Menunggu 1 Dekade Negara Tak Juga Bisa Atasi Kasus Kebocoran Data
Muhammad Fikri
25 September 2024 08:30
Bloomberg Technoz, Jakarta - Kasus kebocoran dan jual beli data publik Indonesia, tidak henti-hentinya muncul. Terbaru adalah 6 juta data Ditjen Pajak Kementerian Keuangan yang diduga bocor. Bahkan terselip nama Presiden Joko Widodo, hingga dua putranya, Gibran Rakabuming Raka (Wapres Terpilih Periode 2024-2029), Kaesang Pangarep (Ketua Umum PSI).
Tentu belum lepas dari ingatan bagaimana layanan publik dari 280 Kementerian Lembaga Negara tidak berfungsi akibat gangguan pada server Pusat Data Nasional Sementara (PDNS) — yang kemudian diakui pemerintah sebagai serangan peretasan oleh Braincipher Ransomware.

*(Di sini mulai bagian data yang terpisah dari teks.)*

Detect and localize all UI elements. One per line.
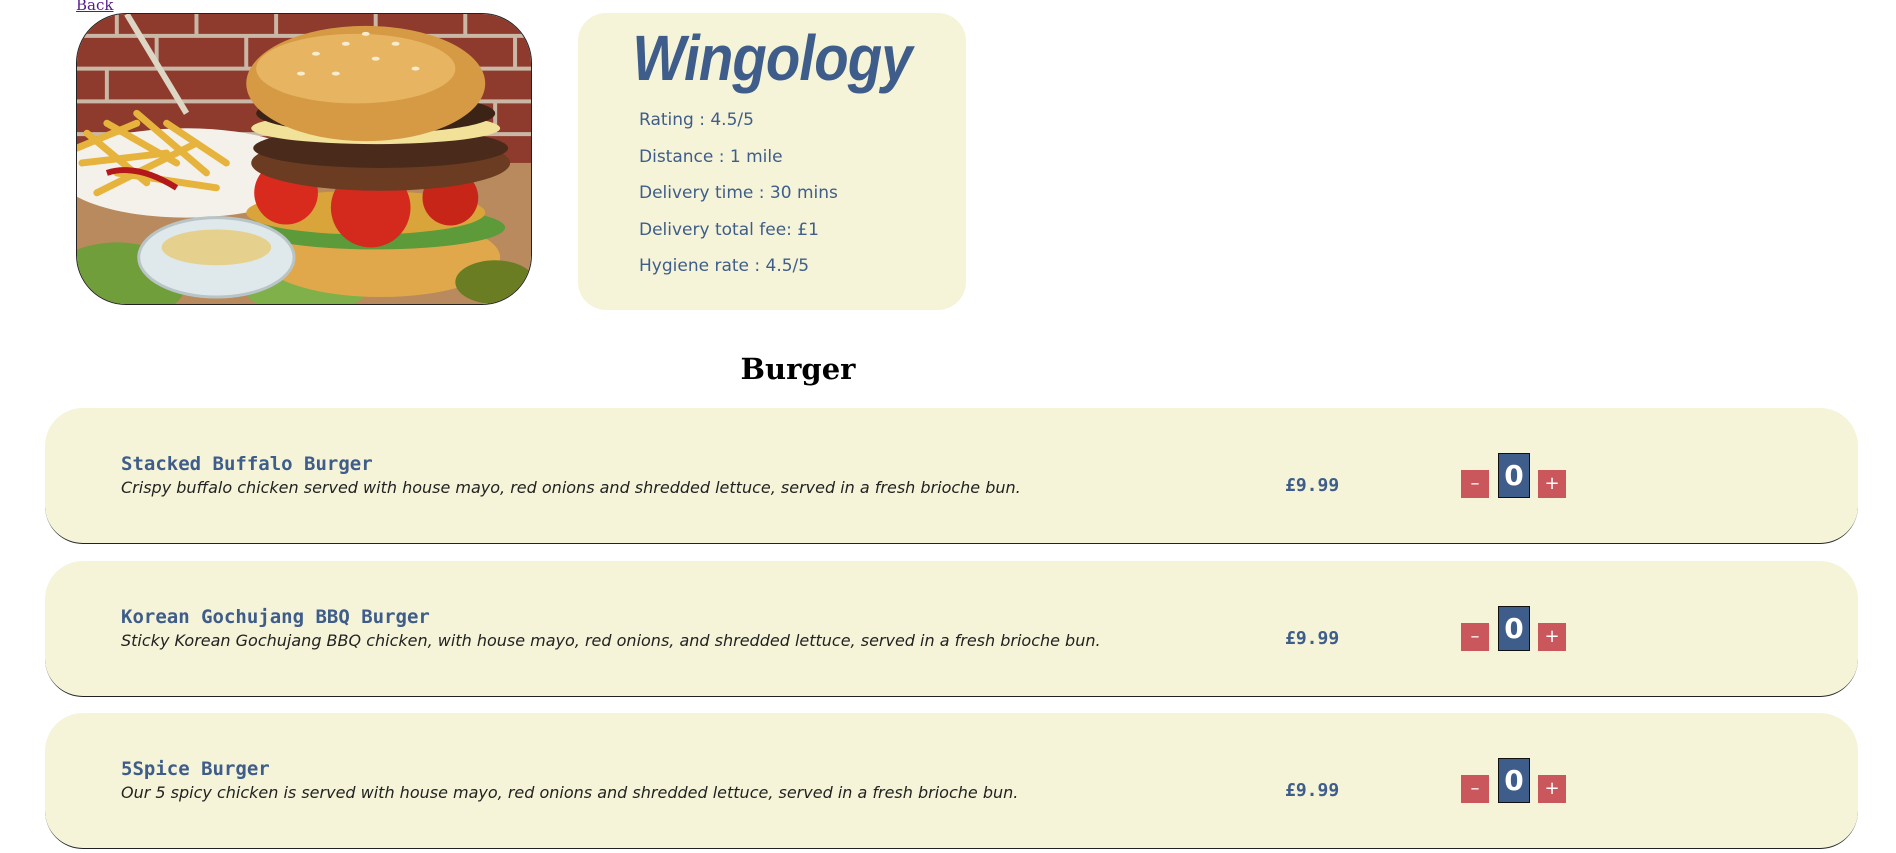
menu-item: Korean Gochujang BBQ Burger Sticky Korea… xyxy=(45,561,1858,697)
decrease-quantity-button[interactable]: – xyxy=(1461,775,1489,803)
item-price: £9.99 xyxy=(1285,628,1340,649)
increase-quantity-button[interactable]: + xyxy=(1538,623,1566,651)
decrease-quantity-button[interactable]: – xyxy=(1461,623,1489,651)
item-name: 5Spice Burger xyxy=(121,758,270,780)
increase-quantity-button[interactable]: + xyxy=(1538,775,1566,803)
restaurant-photo xyxy=(76,13,532,305)
item-description: Our 5 spicy chicken is served with house… xyxy=(121,783,1019,802)
distance-text: Distance : 1 mile xyxy=(639,146,783,167)
restaurant-details: Rating : 4.5/5 Distance : 1 mile Deliver… xyxy=(639,102,838,285)
item-description: Sticky Korean Gochujang BBQ chicken, wit… xyxy=(121,631,1101,650)
quantity-value: 0 xyxy=(1498,606,1530,651)
quantity-value: 0 xyxy=(1498,758,1530,803)
hygiene-rate-text: Hygiene rate : 4.5/5 xyxy=(639,256,810,276)
item-price: £9.99 xyxy=(1285,475,1340,496)
item-price: £9.99 xyxy=(1285,780,1340,801)
quantity-value: 0 xyxy=(1498,453,1530,498)
item-description: Crispy buffalo chicken served with house… xyxy=(121,478,1021,497)
restaurant-name: Wingology xyxy=(632,22,912,94)
menu-item: Stacked Buffalo Burger Crispy buffalo ch… xyxy=(45,408,1858,544)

Peretasan proyek strategis Presiden Joko Widodo ini kemudian membuat Direktur Jenderal Aplikasi Informatika (Dirjen APTIKA) Kominfo Semual Abrijani memilih mundur sebagai bentuk tanggung jawab. Sementara desakan mundur Menteri Kominfo, Budi Arie Setiadi, terkait lumpuhnya pusat data, dia jawab, “ya demokrasi, terserah saja.”
Ambisi Presiden Jokowi Melindungi Data, Hasilnya?
Presiden Jokowi pernah menyatakan dorongannya atas perlindungan data yang menjadi sebuah kedaulatan. Kepentingan atas data juga bisa mendorong arus investasi baru. Untuk itulah pemerintah mendorong hadirnya regulasi Perlindungan Data Pribadi (PDP).
Rancangan Undang-Undang (RUU) PDP, yang kemudian diundangkan pada 17 Oktober 2022, dimaksudkan untuk mengakomodasi dua tujuan di atas. UU PDP ini adalah penyatuan dari kurang lebih mungkin 32 aturan soal data pribadi.